The usual objection, that an organisation cannot have more than one objective, can be swiftly dismissed. The statesman must balance competing pressures and interests, and every household must manage the sometimes incompatible demands and needs of different family members. Likewise, the job of the professional manager is to balance sometimes complementary, and sometimes conflicting, claims.
Similarly, the good school imparts factual information while stimulating critical thinking. The good smartphone compromises between portability and battery life. We recognise good schools and smartphones when we see them, and we know a good company in the same way.

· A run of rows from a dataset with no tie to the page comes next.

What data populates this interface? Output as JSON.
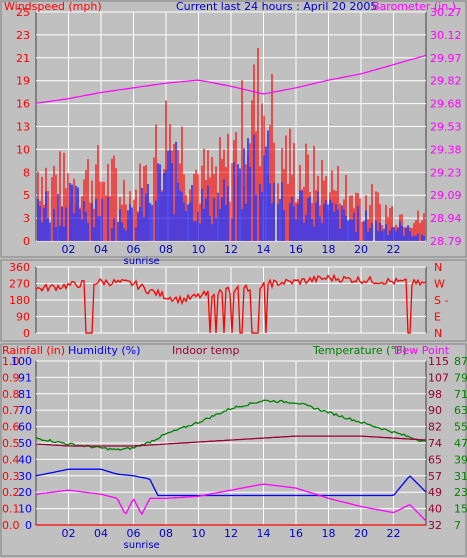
{
  "chart_data": [
    {
      "type": "bar",
      "title": "Current last 24 hours : April 20 2005",
      "left_label": "Windspeed (mph)",
      "right_label": "Barometer (in.)",
      "left_ticks": [
        "0",
        "3",
        "5",
        "8",
        "10",
        "13",
        "16",
        "19",
        "21",
        "23",
        "25"
      ],
      "right_ticks": [
        "28.79",
        "28.94",
        "29.09",
        "29.23",
        "29.38",
        "29.53",
        "29.68",
        "29.82",
        "29.97",
        "30.12",
        "30.27"
      ],
      "x_ticks": [
        "02",
        "04",
        "06",
        "08",
        "10",
        "12",
        "14",
        "16",
        "18",
        "20",
        "22"
      ],
      "x_annotation": "sunrise",
      "ylim_left": [
        0,
        25
      ],
      "ylim_right": [
        28.79,
        30.27
      ],
      "x_range_hours": [
        0,
        24
      ],
      "series": [
        {
          "name": "Windspeed (mph)",
          "color": "#ff0000",
          "hours": [
            0,
            1,
            2,
            3,
            4,
            5,
            6,
            7,
            8,
            9,
            10,
            11,
            12,
            13,
            14,
            15,
            16,
            17,
            18,
            19,
            20,
            21,
            22,
            23.5
          ],
          "values": [
            10,
            9,
            8,
            9,
            9,
            8,
            6,
            10,
            15,
            13,
            9,
            9,
            11,
            17,
            20,
            13,
            10,
            9,
            8,
            7,
            6,
            5,
            4,
            3
          ]
        },
        {
          "name": "Gust",
          "color": "#0000ff",
          "hours": [
            0,
            1,
            2,
            3,
            4,
            5,
            6,
            7,
            8,
            9,
            10,
            11,
            12,
            13,
            14,
            15,
            16,
            17,
            18,
            19,
            20,
            21,
            22,
            23.5
          ],
          "values": [
            5,
            5,
            5,
            5,
            5,
            4,
            3,
            6,
            9,
            8,
            5,
            5,
            6,
            10,
            13,
            7,
            5,
            5,
            4,
            3,
            3,
            2,
            2,
            1
          ]
        },
        {
          "name": "Barometer (in.)",
          "color": "#ff00ff",
          "hours": [
            0,
            2,
            4,
            6,
            8,
            10,
            12,
            14,
            16,
            18,
            20,
            22,
            24
          ],
          "values": [
            29.68,
            29.71,
            29.75,
            29.78,
            29.81,
            29.83,
            29.79,
            29.74,
            29.78,
            29.83,
            29.87,
            29.93,
            29.99
          ]
        }
      ]
    },
    {
      "type": "scatter",
      "left_ticks": [
        "0",
        "90",
        "180",
        "270",
        "360"
      ],
      "right_ticks": [
        "N",
        "E",
        "S",
        "W",
        "N"
      ],
      "x_range_hours": [
        0,
        24
      ],
      "ylim": [
        0,
        360
      ],
      "series": [
        {
          "name": "Wind direction",
          "color": "#ff0000",
          "hours": [
            0,
            1,
            2,
            3,
            4,
            5,
            6,
            7,
            8,
            9,
            10,
            11,
            12,
            13,
            14,
            15,
            16,
            17,
            18,
            19,
            20,
            21,
            22,
            23.5
          ],
          "values": [
            240,
            250,
            260,
            270,
            280,
            275,
            270,
            230,
            200,
            180,
            200,
            220,
            235,
            245,
            265,
            275,
            280,
            290,
            300,
            295,
            290,
            285,
            280,
            270
          ]
        }
      ]
    },
    {
      "type": "line",
      "labels": {
        "rainfall": "Rainfall (in)",
        "humidity": "Humidity (%)",
        "indoor": "Indoor temp",
        "temperature": "Temperature (°F)",
        "dewpoint": "Dew Point"
      },
      "left_ticks_rain": [
        "0.0",
        "0.1",
        "0.2",
        "0.3",
        "0.4",
        "0.5",
        "0.6",
        "0.7",
        "0.8",
        "0.9",
        "1.0"
      ],
      "left_ticks_humidity": [
        "0",
        "10",
        "20",
        "30",
        "40",
        "50",
        "60",
        "70",
        "81",
        "91",
        "100"
      ],
      "right_ticks_1": [
        "32",
        "40",
        "49",
        "57",
        "65",
        "74",
        "82",
        "90",
        "98",
        "107",
        "115"
      ],
      "right_ticks_2": [
        "7",
        "15",
        "23",
        "31",
        "39",
        "47",
        "55",
        "63",
        "71",
        "79",
        "87"
      ],
      "x_ticks": [
        "02",
        "04",
        "06",
        "08",
        "10",
        "12",
        "14",
        "16",
        "18",
        "20",
        "22"
      ],
      "x_annotation": "sunrise",
      "x_range_hours": [
        0,
        24
      ],
      "series": [
        {
          "name": "Temperature (°F)",
          "color": "#008000",
          "axis": "right_1",
          "ylim": [
            32,
            115
          ],
          "hours": [
            0,
            2,
            4,
            5,
            6,
            7,
            8,
            10,
            12,
            14,
            16,
            18,
            20,
            22,
            24
          ],
          "values": [
            76,
            73,
            71,
            70,
            71,
            74,
            78,
            84,
            91,
            95,
            94,
            89,
            84,
            79,
            74
          ]
        },
        {
          "name": "Indoor temp",
          "color": "#990033",
          "axis": "right_1",
          "ylim": [
            32,
            115
          ],
          "hours": [
            0,
            2,
            4,
            6,
            8,
            10,
            12,
            14,
            16,
            18,
            20,
            22,
            24
          ],
          "values": [
            73,
            72,
            72,
            72,
            73,
            74,
            75,
            76,
            77,
            77,
            77,
            76,
            75
          ]
        },
        {
          "name": "Humidity (%)",
          "color": "#0000ff",
          "axis": "left",
          "ylim": [
            0,
            100
          ],
          "hours": [
            0,
            2,
            4,
            5,
            6,
            7,
            7.5,
            8,
            10,
            12,
            14,
            16,
            18,
            20,
            22,
            23,
            24
          ],
          "values": [
            30,
            34,
            34,
            31,
            30,
            28,
            18,
            18,
            18,
            18,
            18,
            18,
            18,
            18,
            18,
            30,
            20
          ]
        },
        {
          "name": "Dew Point",
          "color": "#ff00ff",
          "axis": "right_2",
          "ylim": [
            7,
            87
          ],
          "hours": [
            0,
            2,
            4,
            5,
            5.5,
            6,
            6.5,
            7,
            8,
            10,
            12,
            14,
            16,
            18,
            20,
            22,
            23,
            24
          ],
          "values": [
            22,
            24,
            22,
            20,
            12,
            20,
            12,
            20,
            20,
            21,
            24,
            27,
            25,
            20,
            16,
            13,
            17,
            9
          ]
        },
        {
          "name": "Rainfall (in)",
          "color": "#ff0000",
          "axis": "left_rain",
          "ylim": [
            0,
            1
          ],
          "hours": [
            0,
            24
          ],
          "values": [
            0,
            0
          ]
        }
      ]
    }
  ]
}
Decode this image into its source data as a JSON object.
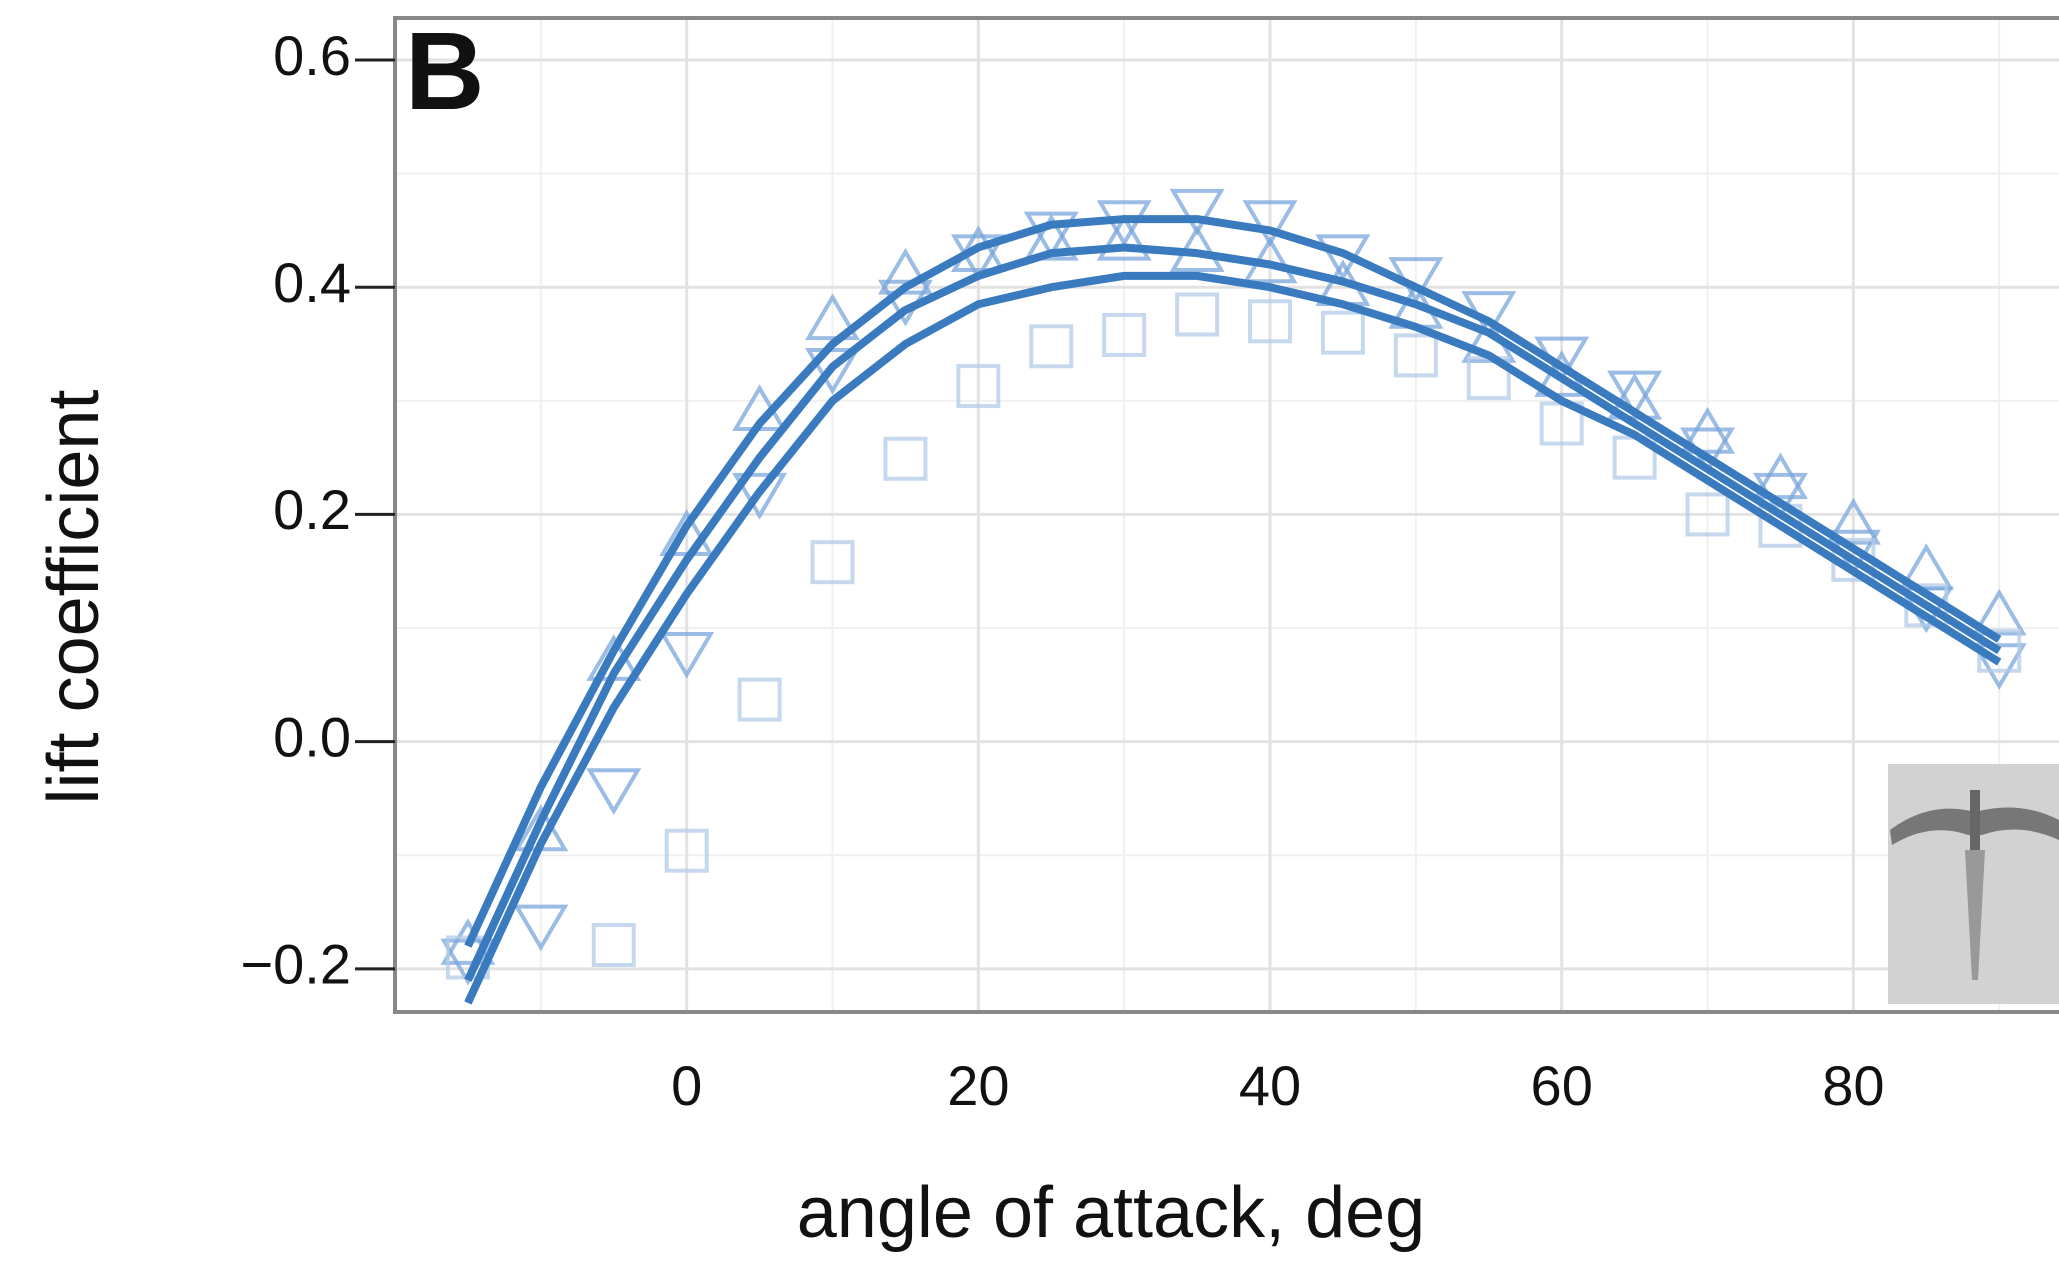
{
  "chart_data": {
    "type": "scatter",
    "panel_label": "B",
    "x_label": "angle of attack, deg",
    "y_label": "lift coefficient",
    "xlim": [
      -20,
      94.1
    ],
    "ylim": [
      -0.238,
      0.637
    ],
    "xticks": [
      0,
      20,
      40,
      60,
      80
    ],
    "yticks": [
      {
        "value": -0.2,
        "label": "−0.2"
      },
      {
        "value": 0,
        "label": "0.0"
      },
      0.2,
      0.4,
      0.6
    ],
    "x_minor_grid": [
      -10,
      10,
      30,
      50,
      70,
      90
    ],
    "y_minor_grid": [
      -0.1,
      0.1,
      0.3,
      0.5
    ],
    "grid": true,
    "series": [
      {
        "type": "scatter",
        "marker": "triangle-up",
        "color": "#7aa6db",
        "x": [
          -15,
          -10,
          -5,
          0,
          5,
          10,
          15,
          20,
          25,
          30,
          35,
          40,
          45,
          50,
          55,
          60,
          65,
          70,
          75,
          80,
          85,
          90
        ],
        "values": [
          -0.18,
          -0.08,
          0.07,
          0.18,
          0.29,
          0.37,
          0.41,
          0.43,
          0.44,
          0.44,
          0.43,
          0.42,
          0.4,
          0.38,
          0.35,
          0.32,
          0.3,
          0.27,
          0.23,
          0.19,
          0.15,
          0.11
        ]
      },
      {
        "type": "scatter",
        "marker": "triangle-down",
        "color": "#7aa6db",
        "x": [
          -15,
          -10,
          -5,
          0,
          5,
          10,
          15,
          20,
          25,
          30,
          35,
          40,
          45,
          50,
          55,
          60,
          65,
          70,
          75,
          80,
          85,
          90
        ],
        "values": [
          -0.19,
          -0.16,
          -0.04,
          0.08,
          0.22,
          0.33,
          0.39,
          0.43,
          0.45,
          0.46,
          0.47,
          0.46,
          0.43,
          0.41,
          0.38,
          0.34,
          0.31,
          0.26,
          0.22,
          0.17,
          0.12,
          0.07
        ]
      },
      {
        "type": "scatter",
        "marker": "square",
        "color": "#b3cbe8",
        "x": [
          -15,
          -5,
          0,
          5,
          10,
          15,
          20,
          25,
          30,
          35,
          40,
          45,
          50,
          55,
          60,
          65,
          70,
          75,
          80,
          85,
          90
        ],
        "values": [
          -0.19,
          -0.179,
          -0.096,
          0.037,
          0.158,
          0.249,
          0.313,
          0.348,
          0.358,
          0.376,
          0.37,
          0.36,
          0.34,
          0.32,
          0.28,
          0.25,
          0.2,
          0.19,
          0.16,
          0.12,
          0.08
        ]
      },
      {
        "type": "line",
        "color": "#3a7abf",
        "x": [
          -15,
          -10,
          -5,
          0,
          5,
          10,
          15,
          20,
          25,
          30,
          35,
          40,
          45,
          50,
          55,
          60,
          65,
          70,
          75,
          80,
          85,
          90
        ],
        "values": [
          -0.18,
          -0.04,
          0.08,
          0.19,
          0.28,
          0.35,
          0.4,
          0.435,
          0.455,
          0.46,
          0.46,
          0.45,
          0.43,
          0.4,
          0.37,
          0.33,
          0.29,
          0.25,
          0.21,
          0.17,
          0.13,
          0.09
        ]
      },
      {
        "type": "line",
        "color": "#3a7abf",
        "x": [
          -15,
          -10,
          -5,
          0,
          5,
          10,
          15,
          20,
          25,
          30,
          35,
          40,
          45,
          50,
          55,
          60,
          65,
          70,
          75,
          80,
          85,
          90
        ],
        "values": [
          -0.21,
          -0.07,
          0.06,
          0.16,
          0.25,
          0.33,
          0.38,
          0.41,
          0.43,
          0.435,
          0.43,
          0.42,
          0.405,
          0.385,
          0.36,
          0.32,
          0.28,
          0.24,
          0.2,
          0.16,
          0.12,
          0.08
        ]
      },
      {
        "type": "line",
        "color": "#3a7abf",
        "x": [
          -15,
          -10,
          -5,
          0,
          5,
          10,
          15,
          20,
          25,
          30,
          35,
          40,
          45,
          50,
          55,
          60,
          65,
          70,
          75,
          80,
          85,
          90
        ],
        "values": [
          -0.23,
          -0.09,
          0.03,
          0.13,
          0.22,
          0.3,
          0.35,
          0.385,
          0.4,
          0.41,
          0.41,
          0.4,
          0.385,
          0.365,
          0.34,
          0.3,
          0.27,
          0.23,
          0.19,
          0.15,
          0.11,
          0.07
        ]
      }
    ]
  }
}
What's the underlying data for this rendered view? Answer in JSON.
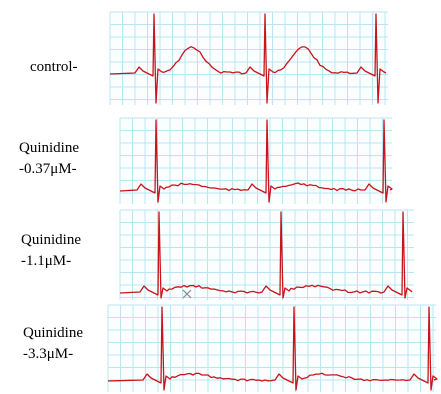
{
  "colors": {
    "grid": "#b9e6f2",
    "grid_bg": "#fbfeff",
    "trace": "#c8141c",
    "cursor": "#7a8a8a"
  },
  "chart_data": {
    "type": "line",
    "panels": [
      {
        "label": "control-",
        "beats": 3,
        "t_wave": "tall"
      },
      {
        "label": "Quinidine\n-0.37μM-",
        "beats": 3,
        "t_wave": "flat"
      },
      {
        "label": "Quinidine\n-1.1μM-",
        "beats": 3,
        "t_wave": "flat"
      },
      {
        "label": "Quinidine\n-3.3μM-",
        "beats": 3,
        "t_wave": "flat"
      }
    ]
  }
}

The good corporation — like the good smartphone or the good school — can be identified by what it achieves. It pays workers a living wage; it does not engage in aggressive tax avoidance. It develops the skills and capabilities of its employees and does not bewilder customers with complex tariff structures. It earns profits, reinvests some and pays a dividend to shareholders. Its executives spend more time walking around offices and shop floors than sitting in the meeting rooms of investment banks. The good corporation contributes relevant expertise to the formation of policy but does not engage in lobbying on a scale that corrupts political decision-making.
The political and social legitimacy of the market economy, and of the corporations through which it functions, cannot simply be asserted — as it has been in the market-fundamentalist rhetoric that has dominated economic policy for the past three decades. Its legitimacy has to be earned by the behaviour of the leading economic institutions. That social contract has too often been broken in recent years. And drawing attention to that breach, and the measures needed to regain trust, is an agenda that is not hostile but rather friendly to the long-term interests of the business community.